When we study the past, the work has two purposes. One is to understand the details of climate patterns and how they are reflected in rock formations and things like that. Exploring climate systems that are not like modern Earth’s can help us to better understand what a future climate might be like.
Then there’s the astrobiological perspective, which asks, What difference does it make to have continents in one configuration versus another? What difference does it make to have ice sheets or not in certain locations? With modeling, we can go back in time and rearrange the continents, or see how water would have been distributed on the moon if it had an atmosphere. It’s an opportunity to exercise some creativity, and sometimes it can lead you to new ways of thinking about stuff — new ideas, new hypotheses for things that you can actually test.
What’s your outlook on Earth’s habitability as global temperatures keep rising?
We have some challenges in trying to understand what’s coming down the pike, but one of the biggest unknowns is what people will do. And I think that if people understand a little more of the science, they can engage in conversations that will determine what their lives and the lives of their children and grandchildren are going to be like. Educate yourself. Watch the TED talks by Gavin Schmidt and Katharine Hayhoe. Check out climate.nasa.gov and skepticalscience.com, which have a lot of basic information for people to start with.
By being more informed, you’ll be able to assess the ideas and maybe come up with some of your own, and pressure your congresspeople to be engaged. These conversations are not going to be easy, but they don’t have to be scary because you don’t understand what’s being discussed. I encourage people to learn and have hope.
What would you say you are most proud of in your professional career?
For me personally, it’s having arrived at this point considering that when I was younger, I didn’t know if I could do a career in science. I’m a first-generation American. My parents were not familiar with college education and what it might lead you to. The first time I went to college, I studied communications, and I did that because I wasn’t sure I was good enough to do something else, even though I was such a science nerd. It was just that nobody that I grew up with really thought about science as a career, and nobody thought of science as a career for girls, in particular. So overcoming my initial fears and saying, ‘I have to try. I will never forgive myself if I don’t at least try’ — and then coming to a point where my parents have seen me successful as a scientist — that means a lot to me.
Do you have any advice for kids who might feel like you did?
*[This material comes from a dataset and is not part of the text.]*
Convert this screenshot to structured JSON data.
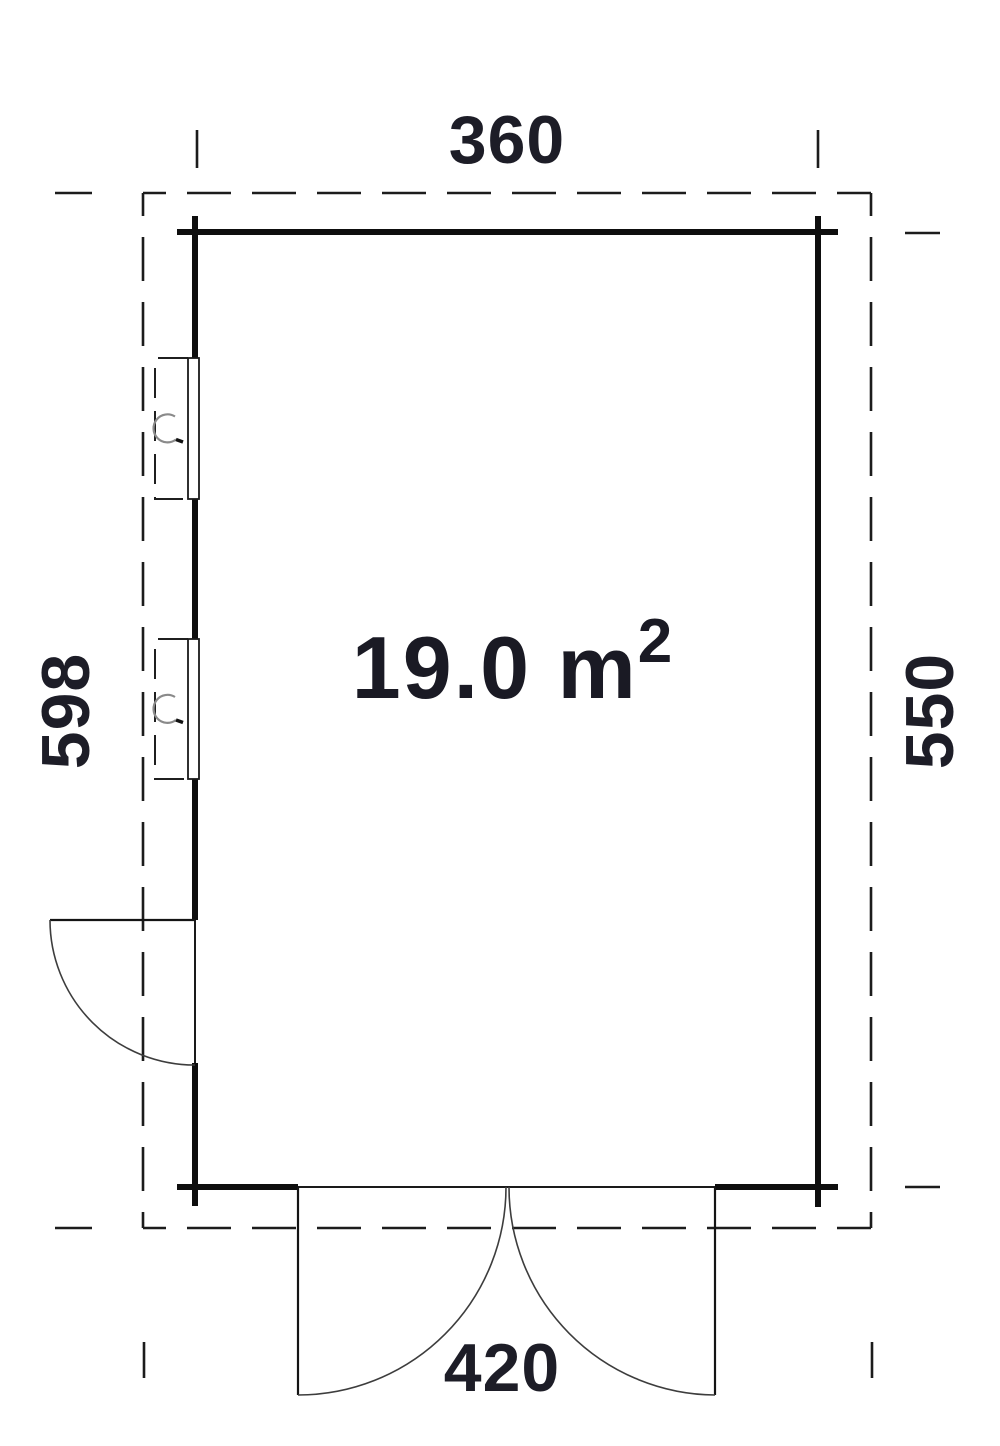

I would say that you should at least give it a shot as an undergrad. Start simple. If it really grabs you, and you start to think that you really don’t want to do anything else, then don’t hold back. Take advantage of every opportunity that may come your way, and go looking for them — go out and make those opportunities happen. If you try it and you don’t like it, there’s no harm in that. For people who do want to go ahead and forge on into graduate school, I would encourage you to be open to a variety of career paths. Because I think it has gotten a lot harder to have a career in academia. Faculty positions at colleges and universities are limited in number and very competitive, and research funding has been relatively flat for a long time — those things make it challenging to have a career in academic science. But if you go into the situation with your eyes open and you still want to give it a shot, then go for it.
We have to get away from the sciences being the domain of just older white men. I think there has been improvement, but I still hear too many stories from all over about women who feel they have to leave science because they’ve run into a mentor who makes life hard for them. It doesn’t have to be through sexual harassment. It could be lack of support. It could be undermining. But if we make an effort to be more inclusive, and we change the culture so that you don’t have to be a hermit in your office with no life in order to be successful, I think we can make the culture of science a healthier one, and a better one for doing better science.